Upstate counters after midnight serve these with grill-smoked sweet and heavy, and the smell alone could wake the whole block.

Mix bites as you go, let everything mingle, and chase with a cold soda. I had my first plate at 1 a.m. in a diner that smelled like heaven and looked like chaos. It’s comfort food taken to its logical, delicious extreme.

15. Riggies

Utica-Rome supper circuits where Sunday tastes linger are the only places you’ll hear someone order riggies.

This is chicken riggies, creamy hot pepper tomato sauce over rigatoni, a Central New York specialty that never made it big elsewhere. Riggies, medium heat is the safe call, though some folks go mild or hot depending on their tolerance.

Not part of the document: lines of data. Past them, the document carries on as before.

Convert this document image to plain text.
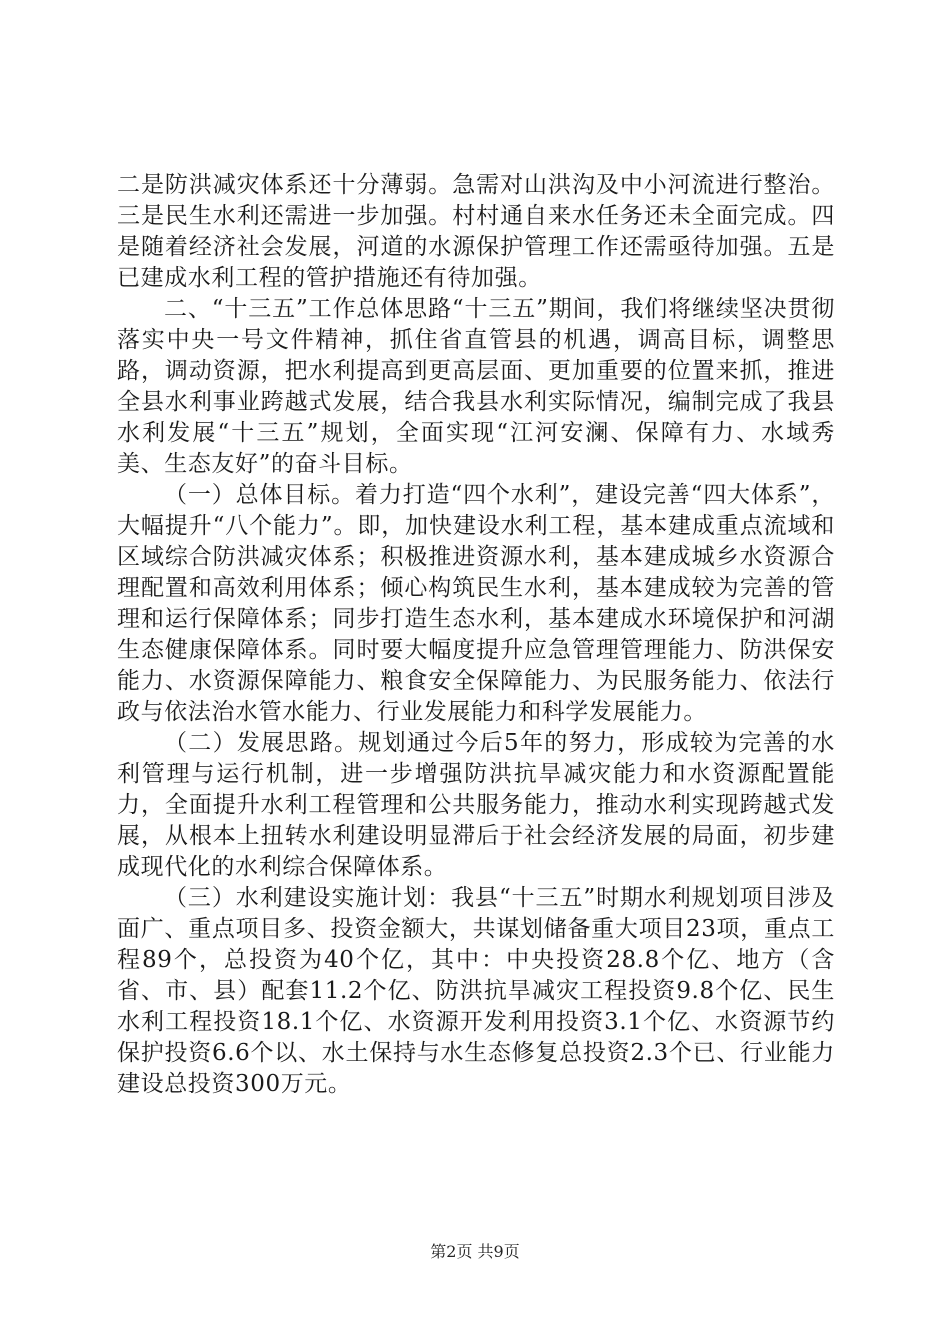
二是防洪减灾体系还十分薄弱。急需对山洪沟及中小河流进行整治。三是民生水利还需进一步加强。村村通自来水任务还未全面完成。四是随着经济社会发展，河道的水源保护管理工作还需亟待加强。五是已建成水利工程的管护措施还有待加强。

二、“十三五”工作总体思路“十三五”期间，我们将继续坚决贯彻落实中央一号文件精神，抓住省直管县的机遇，调高目标，调整思路，调动资源，把水利提高到更高层面、更加重要的位置来抓，推进全县水利事业跨越式发展，结合我县水利实际情况，编制完成了我县水利发展“十三五”规划，全面实现“江河安澜、保障有力、水域秀美、生态友好”的奋斗目标。

（一）总体目标。着力打造“四个水利”，建设完善“四大体系”，大幅提升“八个能力”。即，加快建设水利工程，基本建成重点流域和区域综合防洪减灾体系；积极推进资源水利，基本建成城乡水资源合理配置和高效利用体系；倾心构筑民生水利，基本建成较为完善的管理和运行保障体系；同步打造生态水利，基本建成水环境保护和河湖生态健康保障体系。同时要大幅度提升应急管理管理能力、防洪保安能力、水资源保障能力、粮食安全保障能力、为民服务能力、依法行政与依法治水管水能力、行业发展能力和科学发展能力。

（二）发展思路。规划通过今后5年的努力，形成较为完善的水利管理与运行机制，进一步增强防洪抗旱减灾能力和水资源配置能力，全面提升水利工程管理和公共服务能力，推动水利实现跨越式发展，从根本上扭转水利建设明显滞后于社会经济发展的局面，初步建成现代化的水利综合保障体系。

（三）水利建设实施计划：我县“十三五”时期水利规划项目涉及面广、重点项目多、投资金额大，共谋划储备重大项目23项，重点工程89个，总投资为40个亿，其中：中央投资28.8个亿、地方（含省、市、县）配套11.2个亿、防洪抗旱减灾工程投资9.8个亿、民生水利工程投资18.1个亿、水资源开发利用投资3.1个亿、水资源节约保护投资6.6个以、水土保持与水生态修复总投资2.3个已、行业能力建设总投资300万元。

第2页 共9页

Banana peppers set the tone, medium keeps flavor first, heat second. I had riggies at a church fundraiser once, and I went back for thirds.

The sauce clings to every ridged tube of pasta, the chicken is tender, and the peppers add just enough kick to keep things interesting.

16. Half-moons

Utica bakeries perfumed with cocoa and sugar are where you’ll find half-moon cookies, chocolate and vanilla icing on a cakey base.

Two half-moons, one chocolate base is how regulars order, because the chocolate-base version eats fudgier and pairs perfectly with milk or diner coffee.

The cookie itself is soft, almost spongy, and the icing is thick enough to leave a sweet film on your teeth. I used to buy these by the dozen and freeze them, eating one whenever I needed a taste of upstate.

Half-moons are nostalgia you can hold in your hand, black and white, simple and sweet, just like New York itself.